The Promise
I listen to music as I write. I've managed to get Alexa to set up a "My Favourite Songs" playlist, which I listen to, shuffled, over and over again as, heaven forfend, I should hear anything new. Most of my choices are super-cool, as you might expect. I sift through the detritus of the last fifty years of American and European pop music. There's very little reggae, hip hop, country, jazz or classical here: those are different playlists and, like beans and eggs on a Full English Breakfast plate, they can never be allowed to touch.
I'm not going tell you what's on my favourite songs playlist - your mileage may vary and so it should. I love that everyone's interaction with music is different and songs that mean nothing to me are caked in significance for other people. Music is personal and comes at you with sudden, emotive force at moments you can't predict. And pop music, with its strange currency, its shifting meanings and its saturation, colours your life, flooding your brain like endorphins. People, places, lost days, last days, all jumbled together. This magic noise is a palimpsest of unscrubbable memories. "Strange how potent cheap music is" said Noel Coward in Private Lives, not quite meaning it as a diss.
Pop music is great. It does so many things and it is to the finer parts of my life what professional footballers are to the advertising industry - everything. Pop music can mean anything and do anything. I've even tried to write my own in the past. Some of it wasn't too bad.
That said, I can often work with music playing in the background. These are my fave songs - I've got "Whatevershebringswesing" by Kevin Ayers on as I write this - I know them off my heart. They are comfy as slippers. They are friends.
Except "The Promise" by Girls Aloud. I can't work while that's on. It's TOO MUCH. The tambourine. The staccato breathlessness. The big fuck off bass. The Motown pastiche from outer space. The fact that is sounds like the Blankety Blank theme. The "yay-ahs" and "baby, dontcha knows". The fact that they all get a solo and they all REALLY go for it. Sarah's "HERE I AM" cri de couer. The robotic relentlessness. "BABE". The most aggressive, necessary key-change in the history of popular music.
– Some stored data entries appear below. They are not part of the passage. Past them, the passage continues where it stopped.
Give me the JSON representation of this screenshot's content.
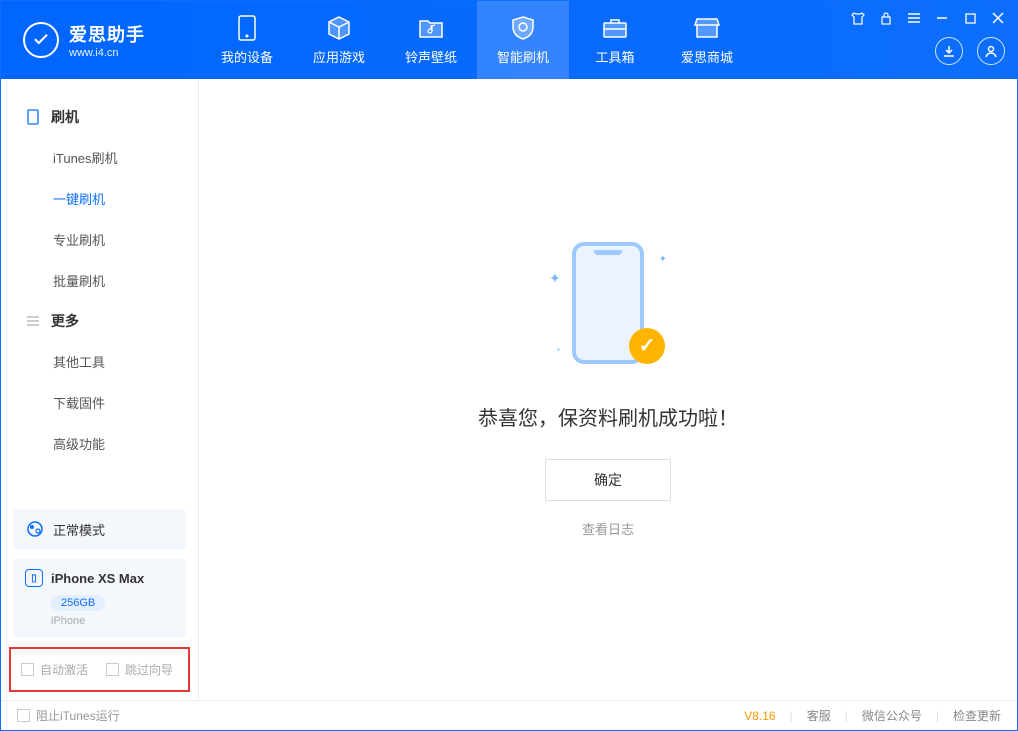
{
  "app": {
    "title": "爱思助手",
    "url": "www.i4.cn"
  },
  "tabs": {
    "device": "我的设备",
    "apps": "应用游戏",
    "ringtones": "铃声壁纸",
    "flash": "智能刷机",
    "toolbox": "工具箱",
    "store": "爱思商城"
  },
  "sidebar": {
    "flash_header": "刷机",
    "itunes_flash": "iTunes刷机",
    "oneclick_flash": "一键刷机",
    "pro_flash": "专业刷机",
    "batch_flash": "批量刷机",
    "more_header": "更多",
    "other_tools": "其他工具",
    "download_fw": "下载固件",
    "advanced": "高级功能"
  },
  "mode_panel": "正常模式",
  "device": {
    "name": "iPhone XS Max",
    "storage": "256GB",
    "type": "iPhone"
  },
  "options": {
    "auto_activate": "自动激活",
    "skip_wizard": "跳过向导"
  },
  "main": {
    "success_text": "恭喜您，保资料刷机成功啦！",
    "ok_button": "确定",
    "view_log": "查看日志"
  },
  "footer": {
    "block_itunes": "阻止iTunes运行",
    "version": "V8.16",
    "support": "客服",
    "wechat": "微信公众号",
    "update": "检查更新"
  }
}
The gibberish lyrics that come at you like Symbolist poetry. The teeth sucking synth at the end. One final tossed off "BABE".
I'm washed up on the beach afterwards. I've been lashed by a tumult and I've lost my shoes. I'm clinging to flotsam by my fingernails. WHAT THE HELL JUST HAPPENED? Its like going through a spin cycle. Girls Aloud were a pretty good pop band and I liked a few of their songs, but they were no Sugababes, for instance, or T Rex. But this...thing! I have so many feelings now.
The song doesn't have any particular significance for me. It wasn't the backdrop to a beautiful or painful day. I don't remember where I first heard it. It is the machinery of the song itself: its strange breathlessness, the clipped, mechanical choruses and the measured human verses that stretch out like a yawning cat, supple and sexy. It is a spell of a song. Its a magic trick.
I limit the amount of time I spend listening "The Promise". I can listen to Nico's Marble Index or The Creator Has A Master Plan, or Yerself Is Steam or Drunk Tank by Tindersticks or Britney's Toxic and not turn a hair. But "The Promise" devastates me.
I've just listened to it again. I'm lying on a chaise longue with a moist towelette over my eyes. Pray for me.